It’s been a loop of “Hurry Up and Wait” over here, and right now, we’re waiting.
Our house is for sale, our boat is for sale, Aaron’s job is for sale. Our life is for sale. Anyone interested? We’ll negotiate!
The good news is that we’ve had recent interest on all fronts, and it feels like there’s hope that one of these chess pieces will move in the near future. But until then, we wait. And waiting for your house or boat to sell is like…well…waiting for your house to sell.
One of the things that has come to light in this recent chapter is how the process to this point has affected Aaron and me differently, and at different times. For me, the entire month of January was awful: all of the work to get our place on the market in a timely manner (and the unexpected hurdles it unearthed) pushed me to my breaking point. But the day we took the photos for the condo listing, the weight was lifted. Now, it’s just a matter of maintaining. And after that chaos, I don’t mind a bit of waiting.
For Aaron, though, this part is much harder. As the mental space of just executing tasks has been freed up, it’s been filled with the reality of the mental shift he’s making – from being entrenched in his career for more than 18 years, to taking his family to sea.
An important nuance is that he’s not quitting his work altogether, and that’s for two reasons. First, though we’ve been financially preparing for this chapter for years, he’s still the primary breadwinner for our family, and will continue to support us afloat. Second, he loves what he does and is still inspired in his professions. But he (we) have gotten the calling to take to the sea, and in the work-life balance, he’s ready for the pendulum to swing to life for awhile.
In a way, I’ve already experienced a similar transition. When I had Claire, I went from working full-time for eight years through the day before she was born, to becoming a stay-at-home mom overnight. It was a decision Aaron and I were both in agreement on and happy about, and one that we’d made long before she came. But I didn’t realize how much of my self-worth I had tied to my job until I passed maternity leave – the point of no return – and I struggled for quite awhile with figuring out who I was all over again.

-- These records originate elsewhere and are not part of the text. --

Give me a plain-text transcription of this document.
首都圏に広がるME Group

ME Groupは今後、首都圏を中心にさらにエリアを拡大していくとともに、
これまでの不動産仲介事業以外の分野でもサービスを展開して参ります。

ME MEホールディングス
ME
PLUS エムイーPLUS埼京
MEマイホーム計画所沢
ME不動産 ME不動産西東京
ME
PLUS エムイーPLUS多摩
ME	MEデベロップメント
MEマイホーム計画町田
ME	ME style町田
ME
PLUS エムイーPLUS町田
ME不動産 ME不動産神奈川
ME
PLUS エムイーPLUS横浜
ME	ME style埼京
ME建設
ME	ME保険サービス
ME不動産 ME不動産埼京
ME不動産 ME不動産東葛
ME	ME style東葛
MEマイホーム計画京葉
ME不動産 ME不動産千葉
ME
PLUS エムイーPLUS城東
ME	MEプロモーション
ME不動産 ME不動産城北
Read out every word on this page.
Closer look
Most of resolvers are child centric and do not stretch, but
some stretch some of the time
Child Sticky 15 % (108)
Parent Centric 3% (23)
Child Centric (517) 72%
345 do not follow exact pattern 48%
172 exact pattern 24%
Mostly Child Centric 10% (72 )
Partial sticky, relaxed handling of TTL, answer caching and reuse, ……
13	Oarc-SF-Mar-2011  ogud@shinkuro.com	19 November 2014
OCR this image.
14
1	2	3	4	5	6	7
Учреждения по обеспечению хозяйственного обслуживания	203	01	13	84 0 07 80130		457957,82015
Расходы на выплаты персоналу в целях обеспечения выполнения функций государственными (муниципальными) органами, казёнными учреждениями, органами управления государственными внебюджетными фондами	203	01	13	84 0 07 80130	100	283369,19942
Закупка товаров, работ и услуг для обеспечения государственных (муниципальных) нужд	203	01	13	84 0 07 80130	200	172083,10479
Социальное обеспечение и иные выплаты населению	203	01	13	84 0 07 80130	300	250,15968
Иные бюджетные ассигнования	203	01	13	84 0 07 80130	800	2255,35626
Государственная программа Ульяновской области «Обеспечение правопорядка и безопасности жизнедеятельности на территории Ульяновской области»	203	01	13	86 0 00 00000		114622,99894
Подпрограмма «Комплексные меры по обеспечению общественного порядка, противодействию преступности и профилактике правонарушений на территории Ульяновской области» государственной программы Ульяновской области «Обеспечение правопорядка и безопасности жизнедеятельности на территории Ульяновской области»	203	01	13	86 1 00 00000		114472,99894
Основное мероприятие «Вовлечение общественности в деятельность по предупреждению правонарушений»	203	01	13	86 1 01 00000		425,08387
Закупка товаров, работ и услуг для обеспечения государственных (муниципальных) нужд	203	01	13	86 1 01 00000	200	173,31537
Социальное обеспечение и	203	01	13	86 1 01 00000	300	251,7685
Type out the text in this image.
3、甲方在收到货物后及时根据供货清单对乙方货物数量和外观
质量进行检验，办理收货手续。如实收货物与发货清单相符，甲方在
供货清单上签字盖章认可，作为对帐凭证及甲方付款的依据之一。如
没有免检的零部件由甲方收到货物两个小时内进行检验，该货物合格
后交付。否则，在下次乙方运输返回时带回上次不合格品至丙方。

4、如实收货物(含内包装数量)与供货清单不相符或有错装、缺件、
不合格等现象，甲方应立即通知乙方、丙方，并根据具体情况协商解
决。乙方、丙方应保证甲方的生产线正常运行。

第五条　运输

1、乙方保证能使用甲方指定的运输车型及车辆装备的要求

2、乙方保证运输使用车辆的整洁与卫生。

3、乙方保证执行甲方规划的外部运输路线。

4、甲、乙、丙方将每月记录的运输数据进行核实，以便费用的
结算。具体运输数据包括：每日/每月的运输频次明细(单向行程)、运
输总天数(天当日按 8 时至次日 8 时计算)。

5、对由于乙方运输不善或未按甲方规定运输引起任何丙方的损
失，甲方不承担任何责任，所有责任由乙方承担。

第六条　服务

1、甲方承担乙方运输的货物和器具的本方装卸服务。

It’s funny: Aaron and I have followed so many blogs of cruising families, read the books, watched the videos, etc. There is a library of content on planning, saving, budgeting, provisioning, and training for this adventure we’re about to embark on. But there’s little or nothing that we’ve found on how to mentally prepare – or at least, the importance of acknowledging that this shift in thinking is a huge part of it.
The unknown, too, of how and when this is all going to play out for us, makes it that much more intangible. One of the things I’m trying to work through right now is preparing myself to not panic as soon as we get the call that our condo has sold, or our boat has sold. I know that seems a bit strange, given that we’re (excitedly) taking this leap of our own volition. But the truth is that I’m still very much entrenched in our place, our routine – how can I not be? Claire is still off to preschool in the morning, Aaron off to the office. I’m still on deadline, with client calls and deliverables due.
We are planning planning planning for this and things are happening – but IT hasn’t HAPPENED yet.
There will come a point, sometime in the near future, where what’s left of our things will all be in boxes and we will have nowhere to live (if only for a few weeks). I’m reminding myself, starting now, to be okay with some of those pangs I know I’m going to feel, and to not let them get the better of me. We have to remember what the next chapter is going to look like when we get there.
So, for now, we wait. While we wait, Aaron and I are working on our shortlist of boats we’d consider buying when Clarity sells. We’re packing up and selling a few more things here and there, and continuing to research all avenues of cruising life.
We’re also taking this opportunity to spend as much quality time with friends and family as possible, and enjoy the luxury of being able to drive anywhere we want, whenever we want.
And I’m taking really, really, really long baths.